After leaving the field due to cramps towards the fag end on Wednesday, the seamer returned stronger. He drew first blood after removing Ajinkya Rahane – the overnight batsman – early and went on to pick two more to complete a perfect five on debut. His lines were right at the money, and the probing length kept the Indians guessing around the off-stump.
India were in a very good position at 311/4. All they needed from there was a watchful start and a solid platform for the likes of MS Dhoni and Ashwin to throw their bat towards the end. Though they, somehow, huffed and puffed to a score in excess of 400, a lot more could have been achieved.
Since there were no such demons in the pitch, India would be gutted with the effort. Wickets fell at regular intervals and the visitors could only add 97 runs to their overnight tally.
David Warner has been in auto-pilot mode in 2014. Tons after tons and runs after runs have flown off his blade. The Adelaide Test gave India enough food for thought as the dasher smoked consecutive tons. In reply to India’s 408, it was important that Warner gets going for Australia.
The little dynamo did get going but not for long. He was in command of proceedings, scoring boundary after boundary, before a Umesh Yadav delivery hurried him on the back-foot and all he could do was edge it for Ashwin to take a simple catch.

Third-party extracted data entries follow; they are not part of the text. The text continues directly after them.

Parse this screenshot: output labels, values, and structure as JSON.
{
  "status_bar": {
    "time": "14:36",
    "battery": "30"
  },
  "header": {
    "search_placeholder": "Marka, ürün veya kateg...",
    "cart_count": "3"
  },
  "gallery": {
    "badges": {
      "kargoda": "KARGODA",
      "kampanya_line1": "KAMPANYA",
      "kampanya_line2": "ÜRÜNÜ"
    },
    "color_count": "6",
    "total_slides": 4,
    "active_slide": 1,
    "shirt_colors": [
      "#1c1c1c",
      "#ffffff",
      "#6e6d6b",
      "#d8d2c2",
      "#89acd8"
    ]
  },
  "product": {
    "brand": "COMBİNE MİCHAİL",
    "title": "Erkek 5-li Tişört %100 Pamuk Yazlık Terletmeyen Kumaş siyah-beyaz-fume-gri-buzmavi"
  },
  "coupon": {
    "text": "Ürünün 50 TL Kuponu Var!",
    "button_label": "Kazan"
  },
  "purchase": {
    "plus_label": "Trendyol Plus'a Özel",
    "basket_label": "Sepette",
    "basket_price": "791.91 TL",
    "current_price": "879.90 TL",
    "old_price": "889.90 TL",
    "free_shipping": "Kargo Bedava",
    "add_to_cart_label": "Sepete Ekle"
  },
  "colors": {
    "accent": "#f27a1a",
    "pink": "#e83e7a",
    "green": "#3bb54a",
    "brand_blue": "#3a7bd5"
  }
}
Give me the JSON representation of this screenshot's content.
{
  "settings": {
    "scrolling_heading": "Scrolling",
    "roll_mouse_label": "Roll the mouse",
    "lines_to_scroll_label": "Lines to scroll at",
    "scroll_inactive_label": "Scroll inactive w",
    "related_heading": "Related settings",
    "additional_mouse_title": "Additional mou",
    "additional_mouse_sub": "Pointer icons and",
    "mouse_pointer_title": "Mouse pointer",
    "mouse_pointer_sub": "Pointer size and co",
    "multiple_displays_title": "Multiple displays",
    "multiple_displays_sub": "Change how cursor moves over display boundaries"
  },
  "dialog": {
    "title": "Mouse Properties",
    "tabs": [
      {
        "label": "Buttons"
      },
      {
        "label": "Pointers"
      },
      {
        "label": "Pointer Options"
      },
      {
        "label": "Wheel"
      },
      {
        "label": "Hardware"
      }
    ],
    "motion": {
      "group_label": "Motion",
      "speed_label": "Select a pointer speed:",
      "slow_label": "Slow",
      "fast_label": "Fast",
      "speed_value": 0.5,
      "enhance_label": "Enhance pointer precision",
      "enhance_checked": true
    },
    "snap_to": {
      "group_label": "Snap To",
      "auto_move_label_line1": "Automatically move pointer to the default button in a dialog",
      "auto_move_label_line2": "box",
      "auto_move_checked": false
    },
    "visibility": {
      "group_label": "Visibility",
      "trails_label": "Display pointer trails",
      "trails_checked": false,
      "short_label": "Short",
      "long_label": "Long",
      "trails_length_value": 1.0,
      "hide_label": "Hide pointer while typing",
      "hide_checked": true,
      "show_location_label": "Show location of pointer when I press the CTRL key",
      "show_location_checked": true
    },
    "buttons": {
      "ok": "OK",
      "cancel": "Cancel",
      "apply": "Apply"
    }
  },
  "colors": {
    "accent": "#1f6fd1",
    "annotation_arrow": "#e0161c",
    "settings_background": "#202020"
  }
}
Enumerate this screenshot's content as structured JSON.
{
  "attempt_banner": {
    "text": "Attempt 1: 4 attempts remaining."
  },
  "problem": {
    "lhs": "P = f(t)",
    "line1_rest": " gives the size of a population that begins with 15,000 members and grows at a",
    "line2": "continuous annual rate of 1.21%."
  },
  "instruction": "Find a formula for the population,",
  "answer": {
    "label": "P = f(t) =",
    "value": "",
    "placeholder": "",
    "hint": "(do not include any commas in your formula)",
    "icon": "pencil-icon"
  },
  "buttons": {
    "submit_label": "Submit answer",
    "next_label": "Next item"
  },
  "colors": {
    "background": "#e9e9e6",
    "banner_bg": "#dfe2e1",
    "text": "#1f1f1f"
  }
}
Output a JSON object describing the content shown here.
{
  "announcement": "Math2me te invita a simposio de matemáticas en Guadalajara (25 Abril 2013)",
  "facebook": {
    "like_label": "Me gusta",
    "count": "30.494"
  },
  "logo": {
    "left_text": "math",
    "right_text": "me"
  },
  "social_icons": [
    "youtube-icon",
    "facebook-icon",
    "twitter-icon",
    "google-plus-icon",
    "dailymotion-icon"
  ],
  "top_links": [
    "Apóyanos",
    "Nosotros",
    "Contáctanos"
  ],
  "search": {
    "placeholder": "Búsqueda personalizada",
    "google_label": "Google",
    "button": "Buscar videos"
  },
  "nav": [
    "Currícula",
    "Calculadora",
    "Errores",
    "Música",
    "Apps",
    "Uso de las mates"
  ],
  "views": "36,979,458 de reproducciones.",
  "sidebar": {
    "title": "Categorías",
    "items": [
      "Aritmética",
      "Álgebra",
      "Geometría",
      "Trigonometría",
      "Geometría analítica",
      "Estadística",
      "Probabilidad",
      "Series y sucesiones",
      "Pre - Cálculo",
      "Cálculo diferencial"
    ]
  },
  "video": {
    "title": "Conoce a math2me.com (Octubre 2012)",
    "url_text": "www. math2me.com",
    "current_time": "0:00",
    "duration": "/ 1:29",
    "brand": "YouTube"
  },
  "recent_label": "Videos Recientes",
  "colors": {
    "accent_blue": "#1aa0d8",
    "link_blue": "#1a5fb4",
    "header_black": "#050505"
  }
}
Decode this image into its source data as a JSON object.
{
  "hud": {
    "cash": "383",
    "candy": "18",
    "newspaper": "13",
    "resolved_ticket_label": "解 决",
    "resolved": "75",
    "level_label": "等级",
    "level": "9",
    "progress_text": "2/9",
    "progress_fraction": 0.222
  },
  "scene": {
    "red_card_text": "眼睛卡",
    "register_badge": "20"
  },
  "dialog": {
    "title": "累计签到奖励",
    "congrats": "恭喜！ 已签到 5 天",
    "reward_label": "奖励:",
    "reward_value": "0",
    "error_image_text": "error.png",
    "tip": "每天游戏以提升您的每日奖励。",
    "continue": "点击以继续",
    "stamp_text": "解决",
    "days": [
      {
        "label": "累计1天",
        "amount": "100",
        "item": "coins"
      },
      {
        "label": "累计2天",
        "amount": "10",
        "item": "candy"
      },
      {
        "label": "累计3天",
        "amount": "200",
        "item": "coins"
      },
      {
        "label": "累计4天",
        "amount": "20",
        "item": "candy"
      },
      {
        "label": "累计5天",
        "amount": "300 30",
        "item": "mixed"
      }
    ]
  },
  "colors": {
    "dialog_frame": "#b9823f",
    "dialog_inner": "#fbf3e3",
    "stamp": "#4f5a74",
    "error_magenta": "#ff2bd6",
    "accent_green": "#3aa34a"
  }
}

It was grit all over his 79-ball 55. He was willing to spend time, willing to fight it out and willing to score runs for his side. The ten boundaries he hit were convincing, footwork assured and platform was laid before he, like Warner, top-edged one. Come second innings, we would know whether he plays his last or best innings for Australia.
Fast, express, bouncer, erratic, yorkers and Umesh Yadav. All sound better when narrated in one breath. Yes, he was fast, yes he was threatening but he was way too erratic. It is always a captain’s delight to have a bowler who can hurry the batsman, but a nightmare to have one who leaks run at more than five every over.
While Yadav went on to justify his approach with three big wickets, the economy rate is something he has to look at. There were moments of brilliance in his spell, but, again, they were only moments. If pace is the mantra for India Down Under, Dhoni has to find a way to put a stop to this flow of runs.